To many in Munfordville, Charlie Williams is simply known as “the tree man.”
From a young age, Charlie developed a passion for woodland stewardship after he received 90 acres of land from his grandfather for Christmas. He has nurtured and expanded his landholdings into 1,200 acres, much of it woodlands.
As he accumulated his land, some tracts were littered with concrete slabs, old tractor parts and appliances. He removed the debris and replaced it with trees, clover and fescue. In the old tobacco fields, he planted warm season grasses, providing habitat for quail, rabbits and songbirds. Through an easement agreement with a local electric cooperative, Charlie planted Swamp milkweed for monarch butterfly habitat. He also allows deer and turkey hunting to prevent damage from overpopulation.
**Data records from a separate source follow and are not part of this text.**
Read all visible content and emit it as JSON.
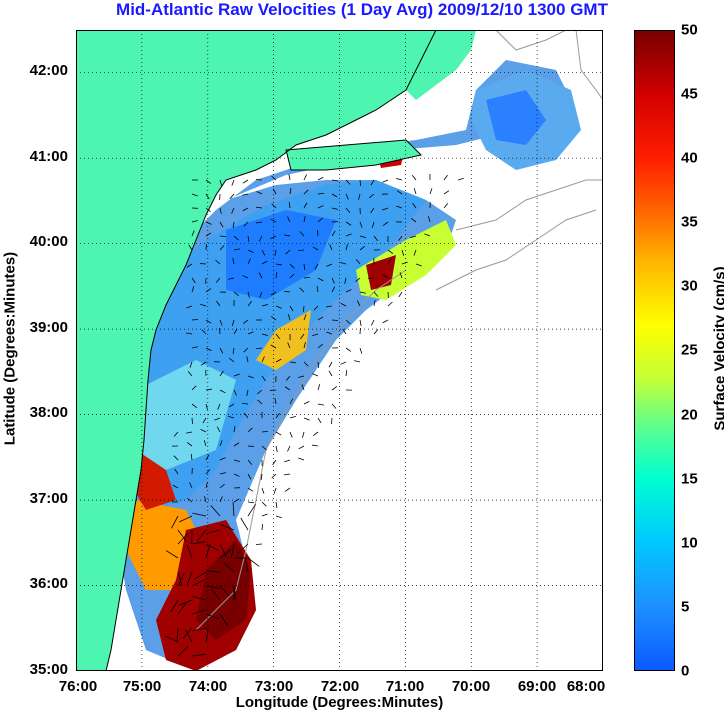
{
  "title": "Mid-Atlantic Raw Velocities (1 Day Avg) 2009/12/10 1300 GMT",
  "map": {
    "xlabel": "Longitude (Degrees:Minutes)",
    "ylabel": "Latitude (Degrees:Minutes)",
    "lat_ticks": [
      "42:00",
      "41:00",
      "40:00",
      "39:00",
      "38:00",
      "37:00",
      "36:00",
      "35:00"
    ],
    "lon_ticks": [
      "76:00",
      "75:00",
      "74:00",
      "73:00",
      "72:00",
      "71:00",
      "70:00",
      "69:00",
      "68:00"
    ],
    "lat_range": [
      35,
      42.5
    ],
    "lon_range": [
      -76,
      -68
    ],
    "grid": "dotted",
    "land_color": "#4df5b0",
    "field": "surface current speed"
  },
  "colorbar": {
    "label": "Surface Velocity (cm/s)",
    "ticks": [
      "0",
      "5",
      "10",
      "15",
      "20",
      "25",
      "30",
      "35",
      "40",
      "45",
      "50"
    ],
    "range": [
      0,
      50
    ],
    "colormap": "jet"
  }
}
Charlie also contributes to the care for wildlife underground in caves beneath his land. After halting tobacco production, fertlizers, lime and chemicals no longer drained into the caves. This resulted in a better environment for cave dwellers and improved the quality of the cave drainage into the Green River.
Seeking to reverse 200 years of top-grading, which occurs when loggers remove the most valuable tree species (like walnut and white oak), Charlie became the first Kentuckian to bottom-grade woodlands. In this approach, he only harvests dying, fire-damaged or poor quality trees, improving the health and vitality of the remaining trees. This method has received acclaim from his peers within the forestry industry.
Charlie welcomes those who want to learn more about the value of woodland conservation. He has hosted thousands of forestry field days for children, undergraduates and business people seeking to learn more about woodlands. During the summer, he provides employment for high school and college students, by teaching them to identify, plant and prune trees.
"With regard to conservation, I know of no one who more embodies commitment to a land ethic than Charlie,” said Dr. Todd Willian, a professor of agriculture at Western Kentucky University. “His involvement with nature conservancy will one day undoubtedly be his most lasting legacy to his community and the Commonwealth."